Liquidity Pools

What is a liquidity pool?

A liquidity pool is a crowdsourced pool of cryptocurrencies or tokens locked in the exchange that are used to facilitate trades between the assets. Instead of traditional markets of buyers and sellers, the liquidity pools use automated market maker algorithms (AMM), which allow digital assets to be traded in an automatic manner through the use of liquidity pools. Liquidity pools aim to solve the problem of illiquid markets by incentivizing users themselves to provide crypto liquidity for a share of trading fees. Trading with liquidity pools require no buyer and seller matching. This means users can simply exchange their tokens and assets using liquidity that is provided by users.

What is slippage?

Slippage is the difference between the expected price of a trade and the price at which it is executed. Slippage is most common during periods of higher volatility, and can also occur when a large order is executed but there isn’t enough volume at the selected price to maintain the bid-ask spread. Trades that exceed a 0.5% tolerance in price are automatically rejected to protect the trader.

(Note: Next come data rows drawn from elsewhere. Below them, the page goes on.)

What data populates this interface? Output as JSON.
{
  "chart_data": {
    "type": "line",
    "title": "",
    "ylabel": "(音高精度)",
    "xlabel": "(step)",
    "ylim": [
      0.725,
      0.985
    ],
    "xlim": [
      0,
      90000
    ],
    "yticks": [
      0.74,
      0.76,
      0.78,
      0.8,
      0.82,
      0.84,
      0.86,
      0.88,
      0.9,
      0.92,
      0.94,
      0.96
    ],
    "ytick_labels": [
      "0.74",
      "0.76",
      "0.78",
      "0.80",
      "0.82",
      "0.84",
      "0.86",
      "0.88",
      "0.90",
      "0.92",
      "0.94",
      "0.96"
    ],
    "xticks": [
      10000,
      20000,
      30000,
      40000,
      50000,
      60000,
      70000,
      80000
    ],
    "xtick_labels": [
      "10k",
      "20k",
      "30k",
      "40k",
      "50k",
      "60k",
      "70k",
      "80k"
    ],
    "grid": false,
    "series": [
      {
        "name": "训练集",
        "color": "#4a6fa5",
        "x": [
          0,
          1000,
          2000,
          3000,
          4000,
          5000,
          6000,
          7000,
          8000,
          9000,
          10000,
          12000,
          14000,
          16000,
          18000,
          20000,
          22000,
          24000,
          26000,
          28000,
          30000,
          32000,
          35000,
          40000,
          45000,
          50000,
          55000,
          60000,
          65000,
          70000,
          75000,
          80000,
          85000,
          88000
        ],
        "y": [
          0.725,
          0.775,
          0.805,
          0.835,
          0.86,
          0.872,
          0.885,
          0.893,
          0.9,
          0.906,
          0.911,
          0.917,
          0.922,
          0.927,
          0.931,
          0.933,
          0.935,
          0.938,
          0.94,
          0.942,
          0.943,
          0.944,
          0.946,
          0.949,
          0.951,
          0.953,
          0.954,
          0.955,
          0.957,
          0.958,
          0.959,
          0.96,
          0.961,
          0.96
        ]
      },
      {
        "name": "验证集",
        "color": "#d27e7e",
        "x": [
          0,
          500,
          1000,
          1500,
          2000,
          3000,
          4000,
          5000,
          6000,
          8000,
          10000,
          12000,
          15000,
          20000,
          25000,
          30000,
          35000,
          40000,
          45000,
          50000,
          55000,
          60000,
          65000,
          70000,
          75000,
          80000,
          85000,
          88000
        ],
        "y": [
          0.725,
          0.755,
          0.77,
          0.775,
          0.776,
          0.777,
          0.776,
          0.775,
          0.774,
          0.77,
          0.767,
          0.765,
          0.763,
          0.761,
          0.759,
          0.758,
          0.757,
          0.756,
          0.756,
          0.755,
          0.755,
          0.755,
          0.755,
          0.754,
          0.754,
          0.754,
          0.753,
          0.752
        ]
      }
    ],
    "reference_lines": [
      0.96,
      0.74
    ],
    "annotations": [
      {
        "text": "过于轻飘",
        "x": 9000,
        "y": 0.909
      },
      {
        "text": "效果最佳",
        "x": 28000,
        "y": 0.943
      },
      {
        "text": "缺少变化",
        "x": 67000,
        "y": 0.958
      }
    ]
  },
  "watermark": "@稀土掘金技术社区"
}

How does the liquidity pool work?

A crypto liquidity pool must be designed in a way that incentivizes crypto liquidity providers to stake their assets in a pool. That’s why most liquidity providers earn trading fees from the exchanges upon which they pool tokens. When a user supplies a pool with liquidity, the provider is given a portion of any trade fees collected in relation to the percentage of liquidity provided to the pool. The trade fee collected by XeggeX is 0.2%, and this entire fee is distributed to the pool stakers. XeggeX does not collect any fee for itself on liquidity pools unless we are also a liquidity provider. A user who is providing 50% of the liquidity in the pool will receive 50% of the trade fees collected.

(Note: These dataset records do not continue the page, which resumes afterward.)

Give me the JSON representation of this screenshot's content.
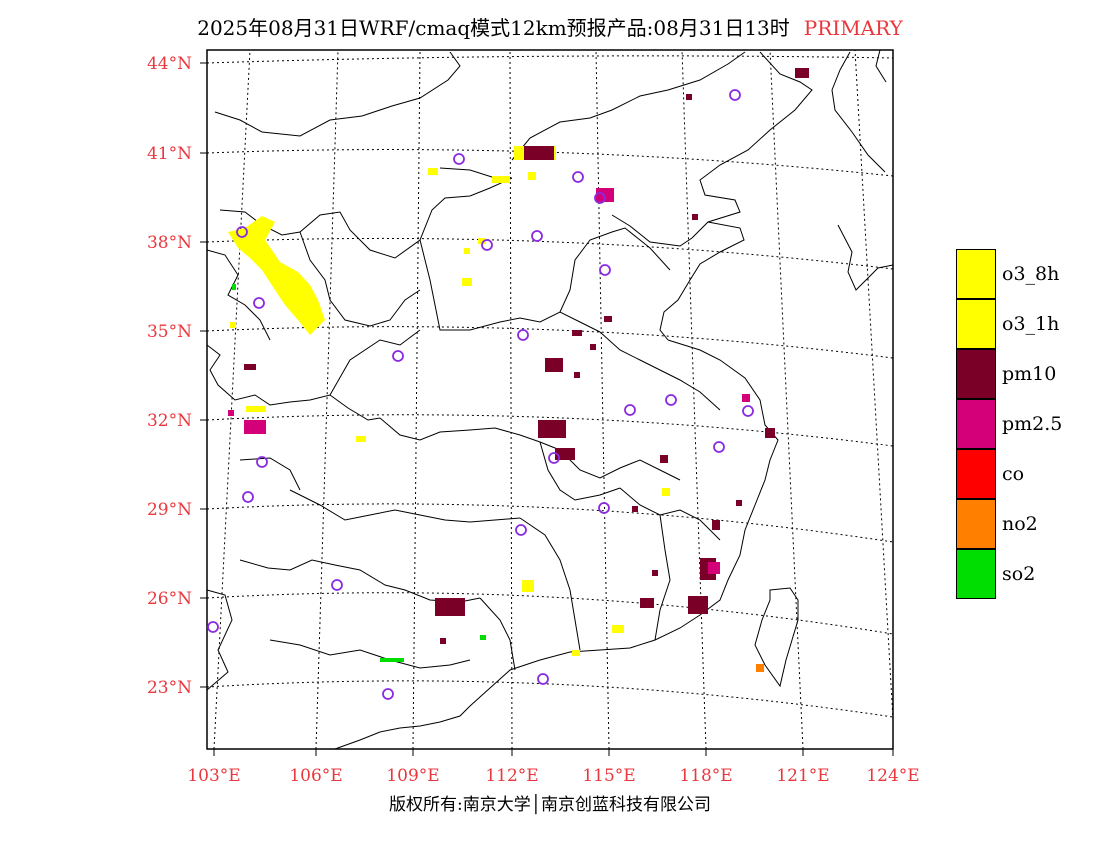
{
  "title": {
    "main": "2025年08月31日WRF/cmaq模式12km预报产品:08月31日13时",
    "accent": "PRIMARY"
  },
  "y_axis_labels": [
    "44°N",
    "41°N",
    "38°N",
    "35°N",
    "32°N",
    "29°N",
    "26°N",
    "23°N"
  ],
  "x_axis_labels": [
    "103°E",
    "106°E",
    "109°E",
    "112°E",
    "115°E",
    "118°E",
    "121°E",
    "124°E"
  ],
  "legend": {
    "items": [
      {
        "label": "o3_8h",
        "color": "#ffff00"
      },
      {
        "label": "o3_1h",
        "color": "#ffff00"
      },
      {
        "label": "pm10",
        "color": "#7a0028"
      },
      {
        "label": "pm2.5",
        "color": "#d4007a"
      },
      {
        "label": "co",
        "color": "#ff0000"
      },
      {
        "label": "no2",
        "color": "#ff8000"
      },
      {
        "label": "so2",
        "color": "#00dd00"
      }
    ]
  },
  "copyright": "版权所有:南京大学│南京创蓝科技有限公司",
  "colors": {
    "accent": "#e8383d",
    "station_marker": "#8a2be2",
    "o3": "#ffff00",
    "pm10": "#7a0028",
    "pm25": "#d4007a",
    "no2": "#ff8000",
    "so2": "#00dd00"
  }
}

A user may remove their current liquidity from the pool at any time, along with any fees that were collected.

Liquidity pools maintain fair market values for the tokens they hold thanks to the AMM algorithms, which maintain the price of tokens relative to one another within any particular pool. Liquidity pools in different protocols may use algorithms that differ slightly. For example: Uniswap liquidity pools use a constant product formula to maintain price ratios, and many DEX platforms utilize a similar model. This algorithm helps ensure that a pool consistently provides crypto market liquidity by managing the cost and ratio of the corresponding tokens as the demanded quantity increases. XeggeX also uses the contant product formula, which is basically {primaryLiquidity} * {secondaryLiquidity} = {constantProduct}. For an individual liquidity provider, the Constant Product does not change.

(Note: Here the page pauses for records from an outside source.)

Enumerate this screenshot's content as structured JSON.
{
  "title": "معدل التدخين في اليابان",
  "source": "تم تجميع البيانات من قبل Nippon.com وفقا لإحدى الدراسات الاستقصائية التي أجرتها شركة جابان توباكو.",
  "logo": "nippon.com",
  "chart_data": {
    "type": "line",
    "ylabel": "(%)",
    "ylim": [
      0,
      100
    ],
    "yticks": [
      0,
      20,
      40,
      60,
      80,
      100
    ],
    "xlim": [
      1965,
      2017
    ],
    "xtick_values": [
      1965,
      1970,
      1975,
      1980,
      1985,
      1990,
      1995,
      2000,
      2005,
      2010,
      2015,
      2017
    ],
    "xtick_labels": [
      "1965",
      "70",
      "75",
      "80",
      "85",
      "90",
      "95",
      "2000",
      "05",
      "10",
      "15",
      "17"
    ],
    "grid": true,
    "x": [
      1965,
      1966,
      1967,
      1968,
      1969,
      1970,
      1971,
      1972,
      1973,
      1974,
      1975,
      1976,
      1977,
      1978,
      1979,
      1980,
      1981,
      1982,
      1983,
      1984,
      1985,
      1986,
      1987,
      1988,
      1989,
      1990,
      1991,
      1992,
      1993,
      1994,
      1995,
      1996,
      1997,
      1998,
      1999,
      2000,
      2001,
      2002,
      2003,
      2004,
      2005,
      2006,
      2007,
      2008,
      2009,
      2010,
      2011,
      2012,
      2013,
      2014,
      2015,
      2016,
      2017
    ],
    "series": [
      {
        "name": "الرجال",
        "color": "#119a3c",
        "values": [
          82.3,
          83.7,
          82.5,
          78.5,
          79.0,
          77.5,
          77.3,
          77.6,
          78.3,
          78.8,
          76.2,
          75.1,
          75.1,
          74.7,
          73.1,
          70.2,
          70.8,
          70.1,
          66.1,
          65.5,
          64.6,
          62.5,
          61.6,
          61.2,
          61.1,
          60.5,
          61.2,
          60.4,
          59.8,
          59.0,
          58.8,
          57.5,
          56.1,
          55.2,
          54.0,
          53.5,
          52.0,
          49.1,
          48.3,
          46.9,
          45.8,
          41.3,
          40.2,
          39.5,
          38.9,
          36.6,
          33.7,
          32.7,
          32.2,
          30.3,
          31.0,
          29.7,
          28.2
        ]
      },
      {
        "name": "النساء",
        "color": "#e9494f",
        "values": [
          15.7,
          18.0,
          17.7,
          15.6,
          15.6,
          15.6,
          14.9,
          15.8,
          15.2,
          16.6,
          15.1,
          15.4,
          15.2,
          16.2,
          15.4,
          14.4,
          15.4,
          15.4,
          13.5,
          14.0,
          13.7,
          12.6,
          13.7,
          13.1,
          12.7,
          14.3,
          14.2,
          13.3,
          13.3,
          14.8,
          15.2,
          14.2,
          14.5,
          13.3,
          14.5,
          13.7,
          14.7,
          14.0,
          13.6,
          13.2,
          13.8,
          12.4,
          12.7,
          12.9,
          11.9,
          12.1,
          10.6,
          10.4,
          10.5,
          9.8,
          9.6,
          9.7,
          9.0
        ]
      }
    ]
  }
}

The easiest way to see this is by plotting out the curve a * b = c

For an example, lets assume we have an initial liquidity pool of 100,000 XYZ token (a) and 1,000 ETH (b). The constant product for this would be 100,000,000 (c), giving this asset an initial price of 100 XYZ per ETH. When buys and sells occur, (a) and (b) will change, however (c) will not. Price will increase and decrease based solely on demand and how much liquidity is available in the pool and the value of a ÷ b = price.

What is the difference between XeggeX liquidity pools and DEX pools such as Uniswap and Pancakeswap?

XeggeX is a centralized exchange, which means instead of using an on-chain contract to perform the swaps, we use a backend engine which performs the actions atomicly. Since we are not reliant on a specific blockchain, any asset we have listed on the platform can by used in a liquidity pool, and any user can create a pool pairing of their choice as long as they are providing liquidity. The swaps occur internally and not on-chain, therefore you will not need to pay a blockchain transaction fee when adding/removing liquidity or performing a swap. We do not charge any fees for adding or removing liquidity, and the fee for trades is set at 0.2%. These trade fees are in turn given to the liquidity providers.